Kathmandu, December 30

A sub-committee under the Public Accounts Committee of the Federal Parliament has found irregularities in Nepal Airlines Corporation’s deal to purchase two Airbus 330-200 series wide-body aircraft.

The sub-committee has found that the NAC board did not properly follow the Public Procurement Act and bought planes that did not match the weight specified in the initial request for proposal.

The PAC had formed a seven-member panel on December 13 with lawmaker Rajendra KC as its coordinator to probe possible anomalies in the wide-body aircraft procurement process.

The sub-committee stated that thorough investigation was conducted into the issue. “We have found many irregularities related to the plane purchase, payment process and establishment of a fake company,” KC told THT.

“We also looked into why NAC amended its procurement guidelines and included a provision whereby it would purchase only Airbus aircraft.”

According to KC, the committee found that the NAC board had purposefully decreased the maximum takeoff weight to 230 tonnes from 242 tonnes in RfP. “Just in this weight issue we have found irregularity worth Rs 940 million.”

PAC Chairman Bharat Kumar Sah has accused Civil Aviation Authority of Nepal of not monitoring the specifications while inspecting the planes in the factory and when they arrived at Tribhuvan International Airport. “We directed CAAN today morning to provide the exact specifications of the planes as per the RfP within 24 hours.”

According to Sah, both CAAN and NAC had provided incomplete documents to the committee. “On Friday, we sent a letter to NAC to provide necessary details of the wide-body purchase agreement and they submitted the document this morning.

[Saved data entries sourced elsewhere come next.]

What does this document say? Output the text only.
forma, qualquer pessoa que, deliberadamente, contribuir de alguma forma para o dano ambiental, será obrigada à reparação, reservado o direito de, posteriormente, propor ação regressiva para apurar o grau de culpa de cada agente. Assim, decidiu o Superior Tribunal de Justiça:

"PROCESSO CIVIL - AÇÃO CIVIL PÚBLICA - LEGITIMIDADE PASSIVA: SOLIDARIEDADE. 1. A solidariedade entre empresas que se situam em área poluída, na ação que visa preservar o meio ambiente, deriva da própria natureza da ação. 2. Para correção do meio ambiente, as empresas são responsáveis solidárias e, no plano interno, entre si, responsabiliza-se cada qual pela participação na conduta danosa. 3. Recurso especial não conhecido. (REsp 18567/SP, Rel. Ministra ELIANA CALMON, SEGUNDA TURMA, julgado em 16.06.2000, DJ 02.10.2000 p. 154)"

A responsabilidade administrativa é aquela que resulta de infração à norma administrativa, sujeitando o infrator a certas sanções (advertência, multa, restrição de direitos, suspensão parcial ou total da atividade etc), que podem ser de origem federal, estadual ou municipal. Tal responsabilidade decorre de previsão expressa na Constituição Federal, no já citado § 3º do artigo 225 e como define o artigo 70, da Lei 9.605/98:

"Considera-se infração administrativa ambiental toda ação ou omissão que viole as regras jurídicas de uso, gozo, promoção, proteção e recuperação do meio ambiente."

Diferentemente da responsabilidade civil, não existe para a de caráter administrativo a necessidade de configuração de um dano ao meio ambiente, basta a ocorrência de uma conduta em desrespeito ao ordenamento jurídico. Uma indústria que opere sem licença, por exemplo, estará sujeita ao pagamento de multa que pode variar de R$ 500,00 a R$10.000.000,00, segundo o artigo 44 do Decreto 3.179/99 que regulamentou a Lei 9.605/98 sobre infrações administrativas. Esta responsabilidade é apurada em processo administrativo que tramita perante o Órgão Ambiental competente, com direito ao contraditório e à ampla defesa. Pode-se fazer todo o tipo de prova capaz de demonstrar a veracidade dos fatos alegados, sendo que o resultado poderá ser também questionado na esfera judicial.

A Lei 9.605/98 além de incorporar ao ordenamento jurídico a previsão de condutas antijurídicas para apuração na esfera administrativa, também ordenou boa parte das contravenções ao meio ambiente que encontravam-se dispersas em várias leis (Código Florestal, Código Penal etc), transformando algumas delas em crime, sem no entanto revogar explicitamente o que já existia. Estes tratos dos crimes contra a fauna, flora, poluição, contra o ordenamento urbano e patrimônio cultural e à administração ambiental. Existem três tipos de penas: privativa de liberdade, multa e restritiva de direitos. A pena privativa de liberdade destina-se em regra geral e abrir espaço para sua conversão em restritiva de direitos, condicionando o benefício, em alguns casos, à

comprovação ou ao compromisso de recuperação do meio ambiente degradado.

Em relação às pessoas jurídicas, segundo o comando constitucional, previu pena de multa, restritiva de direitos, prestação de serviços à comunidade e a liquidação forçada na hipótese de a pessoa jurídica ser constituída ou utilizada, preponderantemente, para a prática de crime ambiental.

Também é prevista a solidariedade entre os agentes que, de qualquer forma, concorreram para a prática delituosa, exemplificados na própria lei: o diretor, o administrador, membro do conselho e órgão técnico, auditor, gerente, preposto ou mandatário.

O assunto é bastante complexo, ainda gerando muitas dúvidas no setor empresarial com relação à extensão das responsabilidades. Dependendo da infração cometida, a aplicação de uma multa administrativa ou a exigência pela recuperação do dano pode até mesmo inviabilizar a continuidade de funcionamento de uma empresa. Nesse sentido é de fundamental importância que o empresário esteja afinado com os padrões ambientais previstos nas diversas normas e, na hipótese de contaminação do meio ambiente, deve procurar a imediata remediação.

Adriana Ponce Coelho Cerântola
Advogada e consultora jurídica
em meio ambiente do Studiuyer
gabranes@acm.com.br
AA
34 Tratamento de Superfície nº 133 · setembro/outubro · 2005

It is different from the initial RfP document.”

According to Sah, the committee will make its report public soon and take necessary decisions based on its findings.

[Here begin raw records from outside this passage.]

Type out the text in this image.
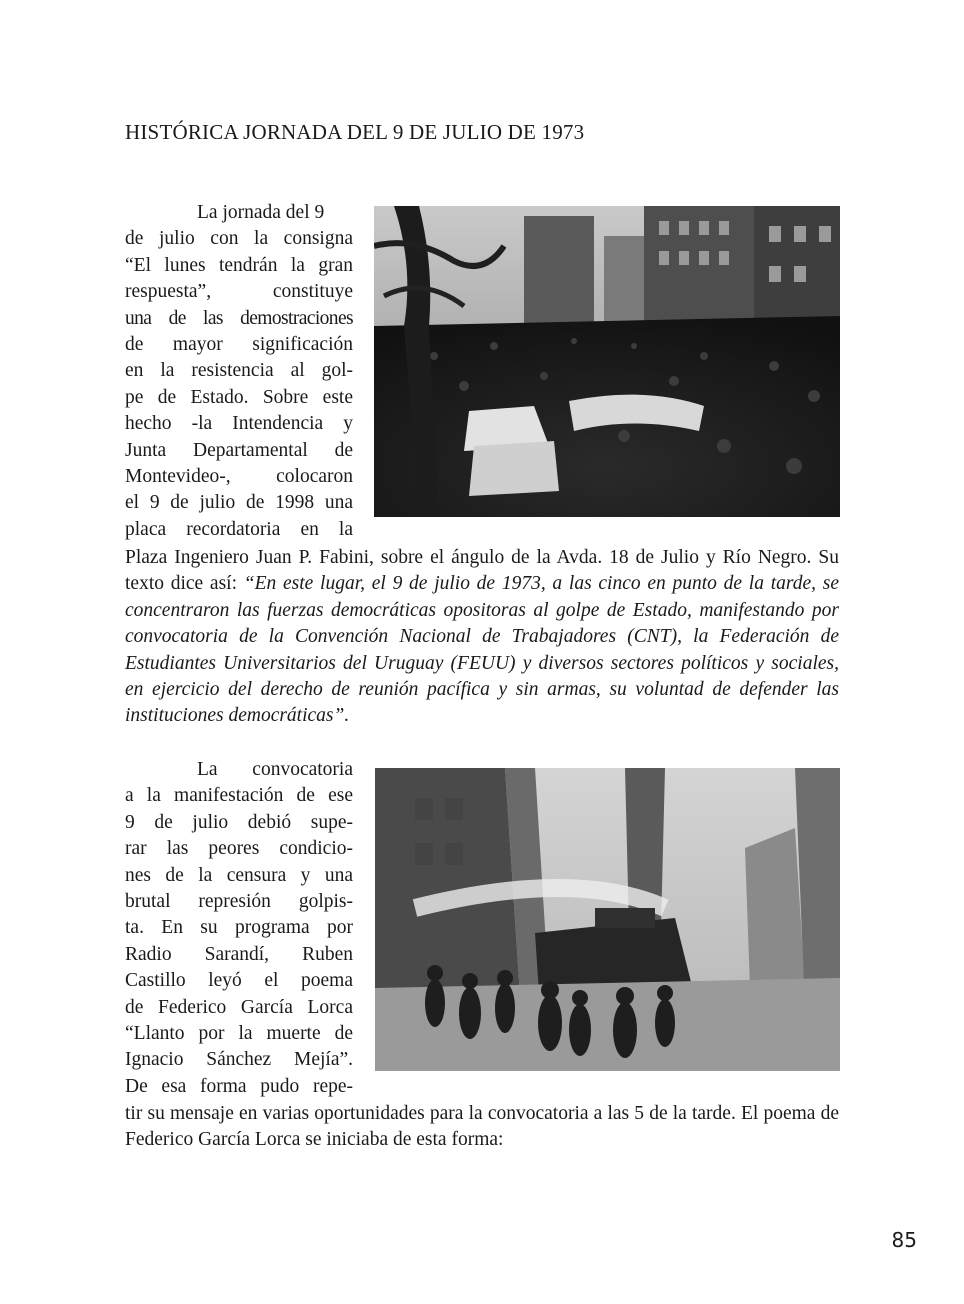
HISTÓRICA JORNADA DEL 9 DE JULIO DE 1973
La jornada del 9
de julio con la consigna
“El lunes tendrán la gran
respuesta”, constituye
una de las demostraciones
de mayor significación
en la resistencia al gol-
pe de Estado. Sobre este
hecho -la Intendencia y
Junta Departamental de
Montevideo-, colocaron
el 9 de julio de 1998 una
placa recordatoria en la
Plaza Ingeniero Juan P. Fabini, sobre el ángulo de la Avda. 18 de Julio y Río Negro. Su texto dice así: “En este lugar, el 9 de julio de 1973, a las cinco en punto de la tarde, se concentraron las fuerzas democráticas opositoras al golpe de Estado, manifestando por convocatoria de la Convención Nacional de Trabajadores (CNT), la Federación de Estudiantes Universitarios del Uruguay (FEUU) y diversos sectores políticos y sociales, en ejercicio del derecho de reunión pacífica y sin armas, su voluntad de defender las instituciones democráticas”.
La convocatoria
a la manifestación de ese
9 de julio debió supe-
rar las peores condicio-
nes de la censura y una
brutal represión golpis-
ta. En su programa por
Radio Sarandí, Ruben
Castillo leyó el poema
de Federico García Lorca
“Llanto por la muerte de
Ignacio Sánchez Mejía”.
De esa forma pudo repe-
tir su mensaje en varias oportunidades para la convocatoria a las 5 de la tarde. El poema de Federico García Lorca se iniciaba de esta forma:
85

Earlier, the Public Procurement Monitoring Office and the Office of the Auditor General had mentioned that NAC exploited loopholes in the Public Procurement Act and the corporation’s bylaws while acquiring the wide-body aircraft. PAC had mandated the sub-committee to investigate the issue and prepare the report on the basis of the findings of PPMO and OAG.

The PPMO recently outlined a number of faults in the aircraft purchase deal, including that NAC purchased the aircraft without conforming to the provisions of the Public Procurement Act.

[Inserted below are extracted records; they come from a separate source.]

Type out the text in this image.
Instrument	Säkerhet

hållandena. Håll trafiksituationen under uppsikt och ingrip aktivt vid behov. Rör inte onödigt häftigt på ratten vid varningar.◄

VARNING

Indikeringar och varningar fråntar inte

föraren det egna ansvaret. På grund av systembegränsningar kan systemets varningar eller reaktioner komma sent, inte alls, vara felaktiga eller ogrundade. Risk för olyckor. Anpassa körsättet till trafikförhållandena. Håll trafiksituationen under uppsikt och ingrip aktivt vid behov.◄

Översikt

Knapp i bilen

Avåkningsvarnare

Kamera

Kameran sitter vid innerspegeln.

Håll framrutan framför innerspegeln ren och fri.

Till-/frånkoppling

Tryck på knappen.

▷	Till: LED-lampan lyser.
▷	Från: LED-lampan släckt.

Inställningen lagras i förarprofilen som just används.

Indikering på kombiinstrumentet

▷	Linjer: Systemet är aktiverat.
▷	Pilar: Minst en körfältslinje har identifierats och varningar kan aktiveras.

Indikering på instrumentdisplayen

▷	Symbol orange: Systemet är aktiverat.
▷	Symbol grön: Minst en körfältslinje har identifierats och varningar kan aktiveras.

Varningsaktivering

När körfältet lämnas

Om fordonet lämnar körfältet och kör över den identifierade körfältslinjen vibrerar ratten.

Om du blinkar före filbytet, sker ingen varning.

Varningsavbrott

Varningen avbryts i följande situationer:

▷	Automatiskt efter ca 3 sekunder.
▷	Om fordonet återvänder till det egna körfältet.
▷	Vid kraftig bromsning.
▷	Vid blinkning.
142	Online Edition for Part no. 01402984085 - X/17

Interestingly, on December 26, Auditor General Tanka Mani Sharma said he neither met Minister for Culture, Tourism and Civil Aviation Rabindra Adhikari nor advised him on the procurement of the two wide-body aircraft for Nepal Airlines. Sharma’s comments came a day after Adhikari told lawmakers investigating allegations of corruption during the procurement that Sharma had given his nod to the wide-body aircraft purchasing process.

But Sharma has refuted Adhikari’s claim. “I never told him anything about the purchase deal,” he said during a PAC meeting, adding that he neither visited the minister’s office nor gave him any opinion on the procurement process.

Meanwhile, NAC defended its decision stating that it had duly followed the laws while procuring the two aircraft.